Step 2: Plug the Z-score into the Z-score equation and solve for X.
Equation: Z = \frac{(X - \mu)}{\sigma}
Substitute known values: 1.29 = \frac{(X - 500)}{100}
Rearrange and solve for X (algebra):
1.29 \times 100 = X - 500
129 = X - 500
X = 129 + 500
X = 629
Conclusion: An SAT verbal score of 629 is at the 90^{th} percentile (higher than 90\% of other scores).
Steps to Finding Percentiles (Summary)
Use the percentile (probability) to find the corresponding Z-score on your standard normal table.
Plug that Z-score, the mean (\mu), and the standard deviation (\sigma) into your Z-score equation: Z = \frac{(X - \mu)}{\sigma}.
Rearrange the equation to solve for the actual value (X) that represents that percentile.
Example 2: SAT Verbal Score at the 20^{th} Percentile
Scenario: What is the SAT verbal score at the 20^{th} percentile?
Mean \mu = 500
Standard Deviation \sigma = 100
Step 1: Find the Z-score for the 20^{th} percentile.
Since 20\% is less than 50\% (the mean/center), we will be looking at the negative side of the Z-score table.
Locate the probability \approx 0.2000 in the middle of the negative Z-score table.
Result: The corresponding Z-score is Z = -0.84. This indicates that 20\% of the information is less than this Z-score, and 80\% is greater.
Step 2: Plug the Z-score into the Z-score equation and solve for X.
Equation: Z = \frac{(X - \mu)}{\sigma}
Substitute known values: -0.84 = \frac{(X - 500)}{100}
Rearrange and solve for X (algebra):
-0.84 \times 100 = X - 500
-84 = X - 500
X = -84 + 500
X = 416
Conclusion: An SAT verbal score of 416 is at the 20^{th} percentile.
Tips and Tricks for Z-scores and Percentiles (Sanity Checks)
Normal Distributions Are Symmetrical: This is a convenient property.
The negative Z-score for the P^{th} percentile will be the same magnitude as the positive Z-score for the (100 - P)^{th} percentile.
Example: The Z-score for the 20^{th} percentile (-0.84) is the negative equivalent of the Z-score for the 80^{th} percentile (+0.84).
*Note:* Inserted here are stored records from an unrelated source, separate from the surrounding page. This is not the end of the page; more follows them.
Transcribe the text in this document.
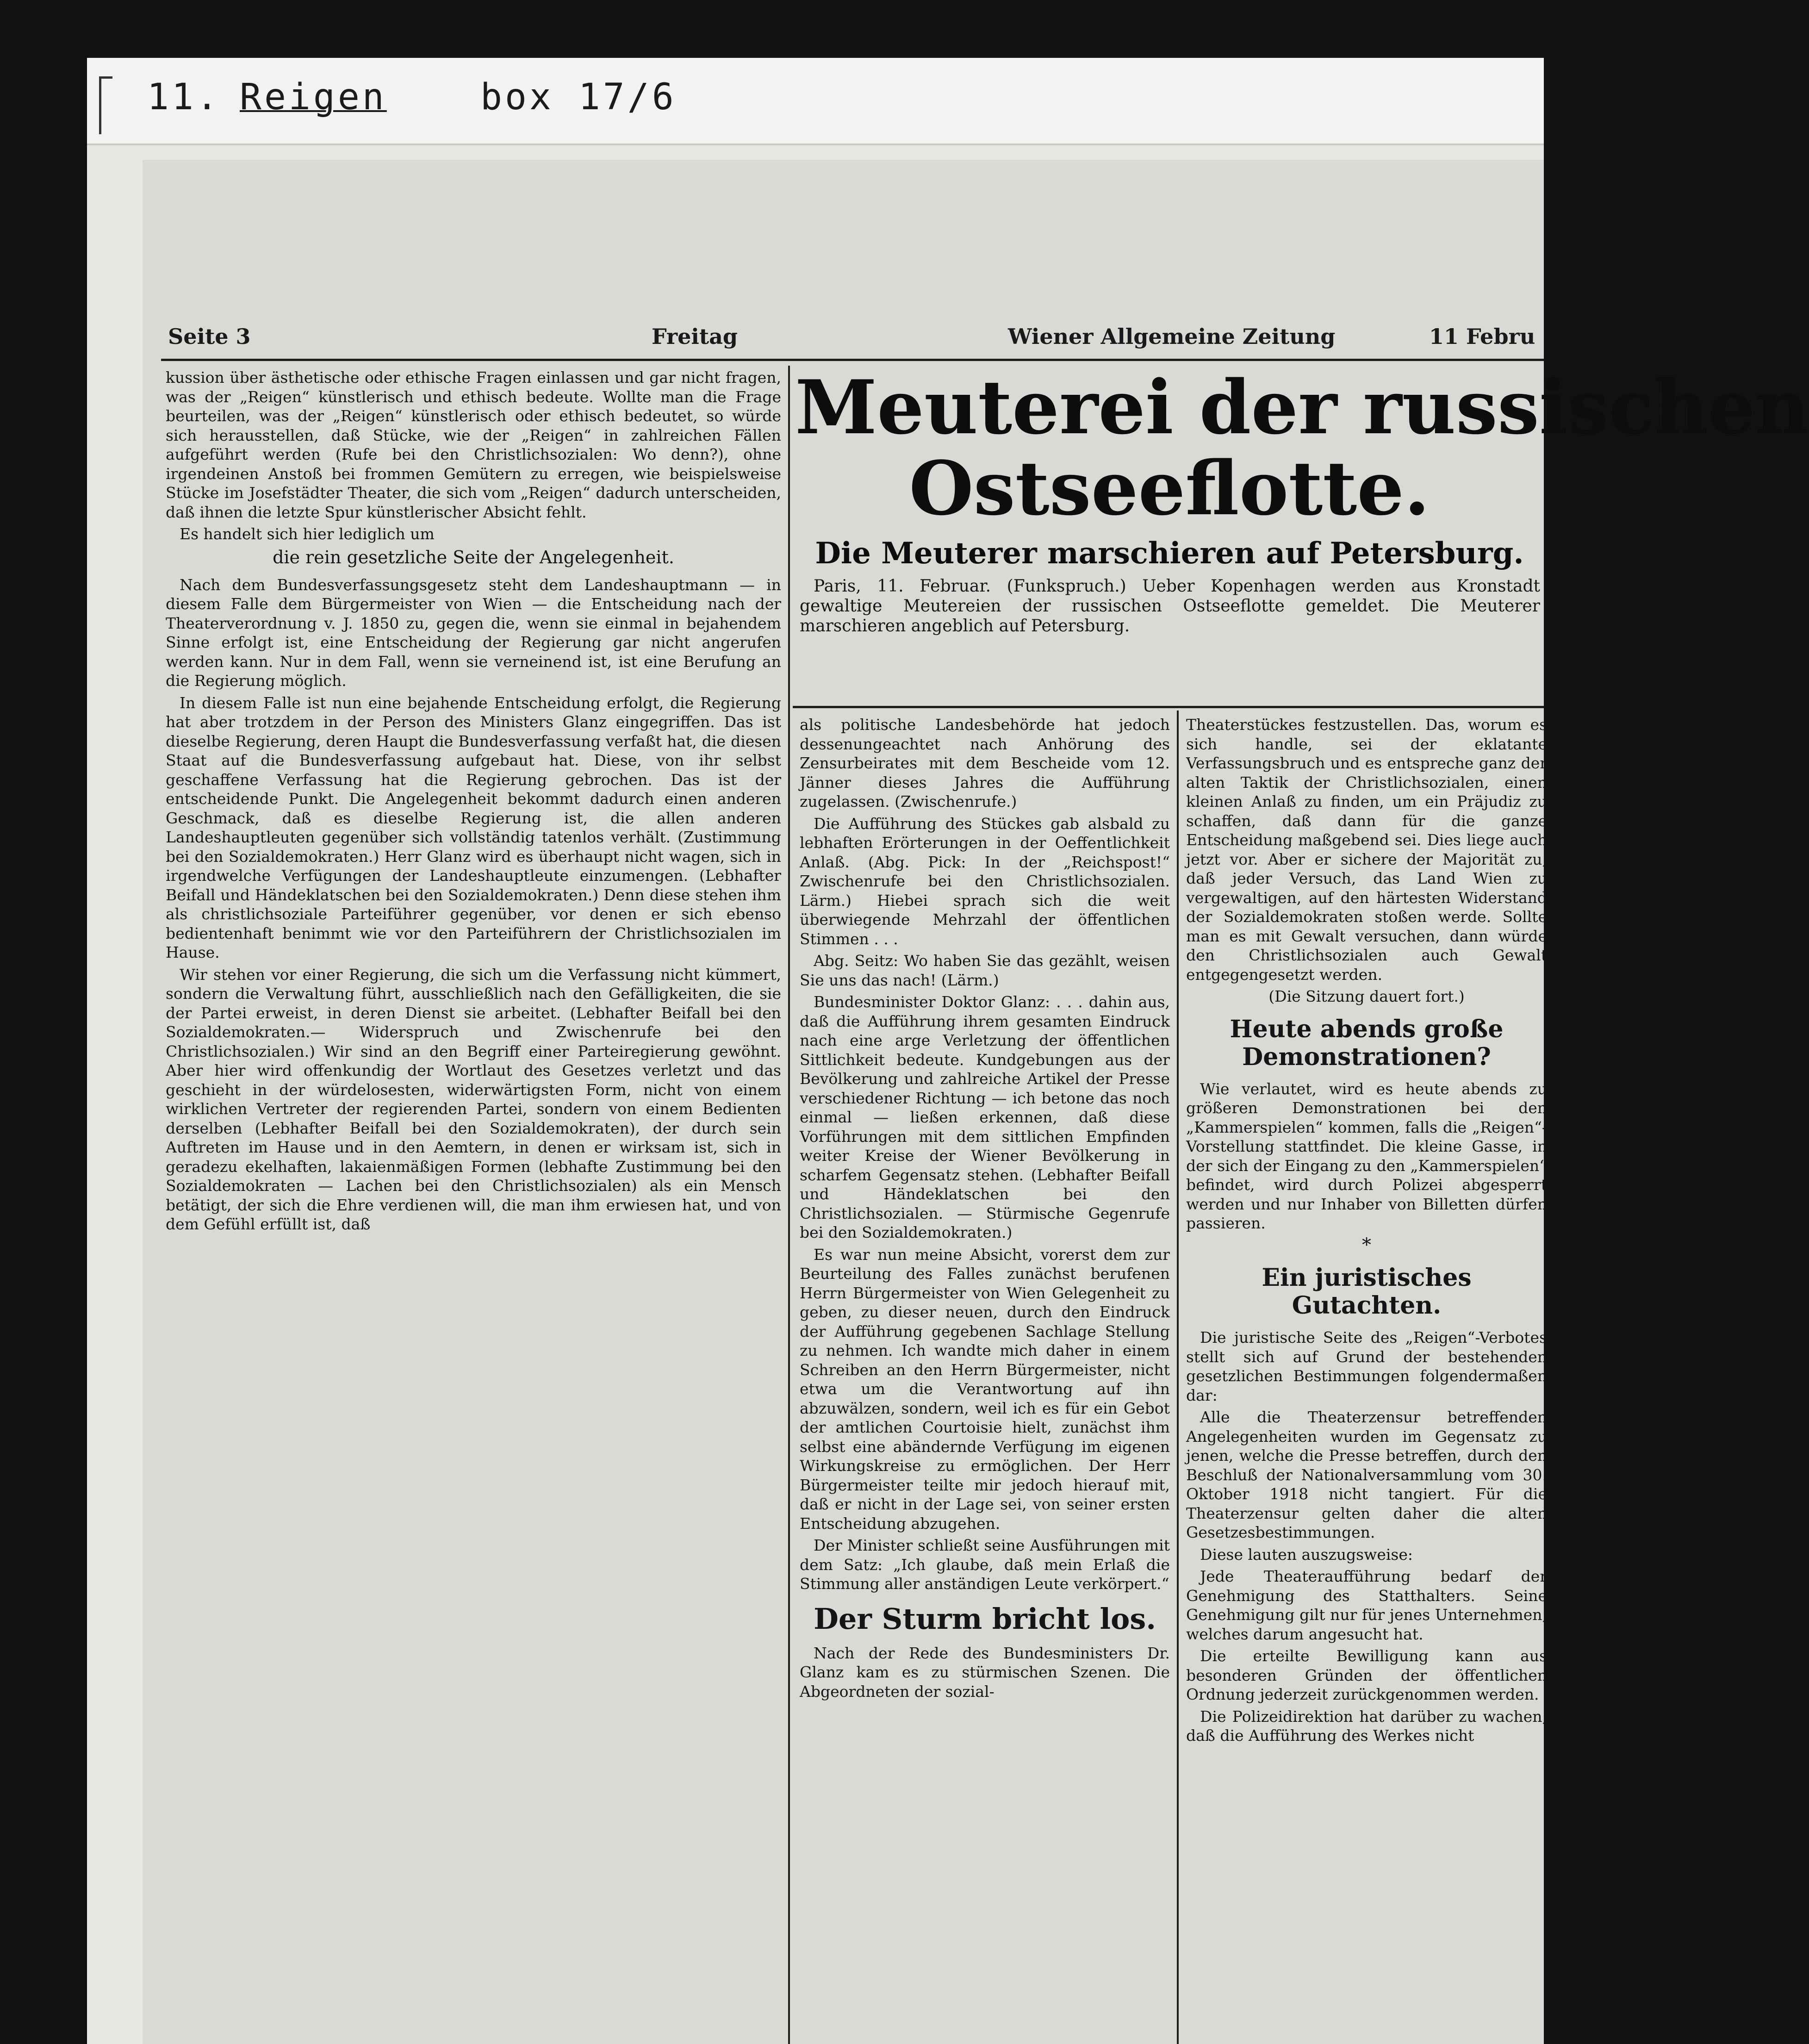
11. Reigen	box 17/6
Seite 3	Freitag	Wiener Allgemeine Zeitung	11 Febru

kussion über ästhetische oder ethische Fragen einlassen und gar nicht fragen, was der „Reigen“ künstlerisch und ethisch bedeute. Wollte man die Frage beurteilen, was der „Reigen“ künstlerisch oder ethisch bedeutet, so würde sich herausstellen, daß Stücke, wie der „Reigen“ in zahlreichen Fällen aufgeführt werden (Rufe bei den Christlichsozialen: Wo denn?), ohne irgendeinen Anstoß bei frommen Gemütern zu erregen, wie beispielsweise Stücke im Josefstädter Theater, die sich vom „Reigen“ dadurch unterscheiden, daß ihnen die letzte Spur künstlerischer Absicht fehlt.

Es handelt sich hier lediglich um

die rein gesetzliche Seite der Angelegenheit.

Nach dem Bundesverfassungsgesetz steht dem Landeshauptmann — in diesem Falle dem Bürgermeister von Wien — die Entscheidung nach der Theaterverordnung v. J. 1850 zu, gegen die, wenn sie einmal in bejahendem Sinne erfolgt ist, eine Entscheidung der Regierung gar nicht angerufen werden kann. Nur in dem Fall, wenn sie verneinend ist, ist eine Berufung an die Regierung möglich.

In diesem Falle ist nun eine bejahende Entscheidung erfolgt, die Regierung hat aber trotzdem in der Person des Ministers Glanz eingegriffen. Das ist dieselbe Regierung, deren Haupt die Bundesverfassung verfaßt hat, die diesen Staat auf die Bundesverfassung aufgebaut hat. Diese, von ihr selbst geschaffene Verfassung hat die Regierung gebrochen. Das ist der entscheidende Punkt. Die Angelegenheit bekommt dadurch einen anderen Geschmack, daß es dieselbe Regierung ist, die allen anderen Landeshauptleuten gegenüber sich vollständig tatenlos verhält. (Zustimmung bei den Sozialdemokraten.) Herr Glanz wird es überhaupt nicht wagen, sich in irgendwelche Verfügungen der Landeshauptleute einzumengen. (Lebhafter Beifall und Händeklatschen bei den Sozialdemokraten.) Denn diese stehen ihm als christlichsoziale Parteiführer gegenüber, vor denen er sich ebenso bedientenhaft benimmt wie vor den Parteiführern der Christlichsozialen im Hause.

Wir stehen vor einer Regierung, die sich um die Verfassung nicht kümmert, sondern die Verwaltung führt, ausschließlich nach den Gefälligkeiten, die sie der Partei erweist, in deren Dienst sie arbeitet. (Lebhafter Beifall bei den Sozialdemokraten.— Widerspruch und Zwischenrufe bei den Christlichsozialen.) Wir sind an den Begriff einer Parteiregierung gewöhnt. Aber hier wird offenkundig der Wortlaut des Gesetzes verletzt und das geschieht in der würdelosesten, widerwärtigsten Form, nicht von einem wirklichen Vertreter der regierenden Partei, sondern von einem Bedienten derselben (Lebhafter Beifall bei den Sozialdemokraten), der durch sein Auftreten im Hause und in den Aemtern, in denen er wirksam ist, sich in geradezu ekelhaften, lakaienmäßigen Formen (lebhafte Zustimmung bei den Sozialdemokraten — Lachen bei den Christlichsozialen) als ein Mensch betätigt, der sich die Ehre verdienen will, die man ihm erwiesen hat, und von dem Gefühl erfüllt ist, daß

Meuterei der russischen
Ostseeflotte.
Die Meuterer marschieren auf Petersburg.

Paris, 11. Februar. (Funkspruch.) Ueber Kopenhagen werden aus Kronstadt gewaltige Meutereien der russischen Ostseeflotte gemeldet. Die Meuterer marschieren angeblich auf Petersburg.

als politische Landesbehörde hat jedoch dessenungeachtet nach Anhörung des Zensurbeirates mit dem Bescheide vom 12. Jänner dieses Jahres die Aufführung zugelassen. (Zwischenrufe.)

Die Aufführung des Stückes gab alsbald zu lebhaften Erörterungen in der Oeffentlichkeit Anlaß. (Abg. Pick: In der „Reichspost!“ Zwischenrufe bei den Christlichsozialen. Lärm.) Hiebei sprach sich die weit überwiegende Mehrzahl der öffentlichen Stimmen . . .

Abg. Seitz: Wo haben Sie das gezählt, weisen Sie uns das nach! (Lärm.)

Bundesminister Doktor Glanz: . . . dahin aus, daß die Aufführung ihrem gesamten Eindruck nach eine arge Verletzung der öffentlichen Sittlichkeit bedeute. Kundgebungen aus der Bevölkerung und zahlreiche Artikel der Presse verschiedener Richtung — ich betone das noch einmal — ließen erkennen, daß diese Vorführungen mit dem sittlichen Empfinden weiter Kreise der Wiener Bevölkerung in scharfem Gegensatz stehen. (Lebhafter Beifall und Händeklatschen bei den Christlichsozialen. — Stürmische Gegenrufe bei den Sozialdemokraten.)

Es war nun meine Absicht, vorerst dem zur Beurteilung des Falles zunächst berufenen Herrn Bürgermeister von Wien Gelegenheit zu geben, zu dieser neuen, durch den Eindruck der Aufführung gegebenen Sachlage Stellung zu nehmen. Ich wandte mich daher in einem Schreiben an den Herrn Bürgermeister, nicht etwa um die Verantwortung auf ihn abzuwälzen, sondern, weil ich es für ein Gebot der amtlichen Courtoisie hielt, zunächst ihm selbst eine abändernde Verfügung im eigenen Wirkungskreise zu ermöglichen. Der Herr Bürgermeister teilte mir jedoch hierauf mit, daß er nicht in der Lage sei, von seiner ersten Entscheidung abzugehen.

Der Minister schließt seine Ausführungen mit dem Satz: „Ich glaube, daß mein Erlaß die Stimmung aller anständigen Leute verkörpert.“

Der Sturm bricht los.

Nach der Rede des Bundesministers Dr. Glanz kam es zu stürmischen Szenen. Die Abgeordneten der sozial-

Theaterstückes festzustellen. Das, worum es sich handle, sei der eklatante Verfassungsbruch und es entspreche ganz der alten Taktik der Christlichsozialen, einen kleinen Anlaß zu finden, um ein Präjudiz zu schaffen, daß dann für die ganze Entscheidung maßgebend sei. Dies liege auch jetzt vor. Aber er sichere der Majorität zu, daß jeder Versuch, das Land Wien zu vergewaltigen, auf den härtesten Widerstand der Sozialdemokraten stoßen werde. Sollte man es mit Gewalt versuchen, dann würde den Christlichsozialen auch Gewalt entgegengesetzt werden.

(Die Sitzung dauert fort.)

Heute abends große Demonstrationen?

Wie verlautet, wird es heute abends zu größeren Demonstrationen bei den „Kammerspielen“ kommen, falls die „Reigen“-Vorstellung stattfindet. Die kleine Gasse, in der sich der Eingang zu den „Kammerspielen“ befindet, wird durch Polizei abgesperrt werden und nur Inhaber von Billetten dürfen passieren.

*
Ein juristisches Gutachten.

Die juristische Seite des „Reigen“-Verbotes stellt sich auf Grund der bestehenden gesetzlichen Bestimmungen folgendermaßen dar:

Alle die Theaterzensur betreffenden Angelegenheiten wurden im Gegensatz zu jenen, welche die Presse betreffen, durch den Beschluß der Nationalversammlung vom 30. Oktober 1918 nicht tangiert. Für die Theaterzensur gelten daher die alten Gesetzesbestimmungen.

Diese lauten auszugsweise:

Jede Theateraufführung bedarf der Genehmigung des Statthalters. Seine Genehmigung gilt nur für jenes Unternehmen, welches darum angesucht hat.

Die erteilte Bewilligung kann aus besonderen Gründen der öffentlichen Ordnung jederzeit zurückgenommen werden.

Die Polizeidirektion hat darüber zu wachen, daß die Aufführung des Werkes nicht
This means the area below -0.84 (20\%) is equal to the area above +0.84 (20\%).
You can use this to work with just the positive or negative Z-table if preferred, by finding the 'mirror' percentile.
Mean as Center (Median, Mode):
A Z-score of 0 is at the center of the graph, representing the mean and the 50^{th} percentile.
If you're finding a percentile less than 50^{th} (e.g., 20^{th} percentile), your calculated raw score (X) must be less than the mean (\mu), and your Z-score must be negative.
If you're finding a percentile greater than 50^{th} (e.g., 90^{th} percentile), your calculated raw score (X) must be greater than the mean (\mu), and your Z-score must be positive.
These checks help ensure you are looking in the correct general region of the distribution.
Outliers on a Normal Distribution
Definition: An outlier is an extreme value that is highly unlikely or atypical of the distribution, though it could still be a real observation.
Z-score Table Limits: Standard normal tables typically only extend to a certain range (e.g., Z-scores from -3.99 to +3.99).
Extreme Cases: A Z-score greater than +4 or less than -4 is possible but extremely rare. Absence from the table does not mean these values don't exist; it simply means their probability of occurrence is very, very low. This is important to remember for future assignments where such extreme Z-scores might appear.